Luego, pasamos por la Torre Eiffel, para hacer las fotos con sus poses, el clima estaba mejorando y parecía una mañana de primavera. Más tarde, nos llevaron a el museo de Louvre, el museo más hermoso que he podido visitar con un estilo tan único y peculiar, ver esas obras de arte fue como escuchar la música más celestial que se haya compuesto; arte, historia, belleza, hechos, rostros, civilizaciones, eso fue tocar el cielo. En la sala donde se encuentra «La Mona Lisa» de Leonardo Da Vinci, se escuchaban varios clicks, lo cierto es que no pude creer que fuera así de magnífica, por lo que entre tanto movimiento logré sacar buenas fotos de la obra más conocida de Da Vinci.

Lo que más me fascinó del museo fue la parte renacentista y la parte griega; cuando terminamos de ver el museo fuimos a comer, mamá y yo habíamos elegido comer paella y pescado, cuando probamos la comida estaba muy picante, cosa que a la que no estamos acostumbradas, pensé que era el pescado, pero era la paella la que estaba picante (Ahí comenzamos a hacer chistes cuando una comida estaba demasiado picante)

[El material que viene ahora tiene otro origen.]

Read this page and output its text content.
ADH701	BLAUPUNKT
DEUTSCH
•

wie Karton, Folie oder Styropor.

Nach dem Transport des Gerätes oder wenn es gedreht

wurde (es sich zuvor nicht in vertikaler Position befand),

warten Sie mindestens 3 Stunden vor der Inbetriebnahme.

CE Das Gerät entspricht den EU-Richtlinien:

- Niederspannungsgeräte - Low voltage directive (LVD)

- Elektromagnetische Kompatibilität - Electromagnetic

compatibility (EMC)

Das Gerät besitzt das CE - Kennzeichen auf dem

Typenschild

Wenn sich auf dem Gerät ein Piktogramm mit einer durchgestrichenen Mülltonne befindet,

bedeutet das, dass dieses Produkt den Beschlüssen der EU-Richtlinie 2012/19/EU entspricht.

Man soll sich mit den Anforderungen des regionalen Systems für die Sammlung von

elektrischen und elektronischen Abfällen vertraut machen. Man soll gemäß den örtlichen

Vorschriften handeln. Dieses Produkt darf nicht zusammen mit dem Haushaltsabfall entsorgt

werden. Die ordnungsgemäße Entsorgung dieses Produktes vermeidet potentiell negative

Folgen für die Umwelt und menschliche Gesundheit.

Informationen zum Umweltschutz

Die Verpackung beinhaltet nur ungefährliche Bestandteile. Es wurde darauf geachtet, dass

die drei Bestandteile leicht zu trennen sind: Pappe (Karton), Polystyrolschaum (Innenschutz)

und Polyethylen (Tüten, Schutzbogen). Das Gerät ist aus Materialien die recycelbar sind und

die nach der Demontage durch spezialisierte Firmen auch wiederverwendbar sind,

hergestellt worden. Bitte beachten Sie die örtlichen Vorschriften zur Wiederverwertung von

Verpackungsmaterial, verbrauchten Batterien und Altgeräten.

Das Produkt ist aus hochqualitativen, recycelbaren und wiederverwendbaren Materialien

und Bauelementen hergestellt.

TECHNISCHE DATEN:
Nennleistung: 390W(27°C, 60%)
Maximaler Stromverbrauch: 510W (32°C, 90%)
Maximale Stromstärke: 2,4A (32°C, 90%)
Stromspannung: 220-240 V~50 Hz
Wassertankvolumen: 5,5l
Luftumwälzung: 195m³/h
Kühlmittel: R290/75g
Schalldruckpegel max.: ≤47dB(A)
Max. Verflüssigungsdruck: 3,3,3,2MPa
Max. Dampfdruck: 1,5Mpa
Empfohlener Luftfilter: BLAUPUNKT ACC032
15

Cuando volvimos al hotel, las maletas habían llegado, por lo que fuimos a llamar a mis abuelos y a mis tías para comentar la travesía, nos cambiamos de ropa y volvimos a salir con el grupo, fuimos a Mont Matre, una belleza de lugar, puedo asegurar que escuchaba la música de «Ratatouille» mientras veía la ciudad desde la catedral, fue hermoso. Fuimos bajando y mi mamá y yo no pudimos resistir la tentación de comer crêpes, la de ella con queso y hongos y la mía de Nutella y banana, al llegar al bus, solo quería saber una cosa, ¿El clima sería mejor al día siguiente?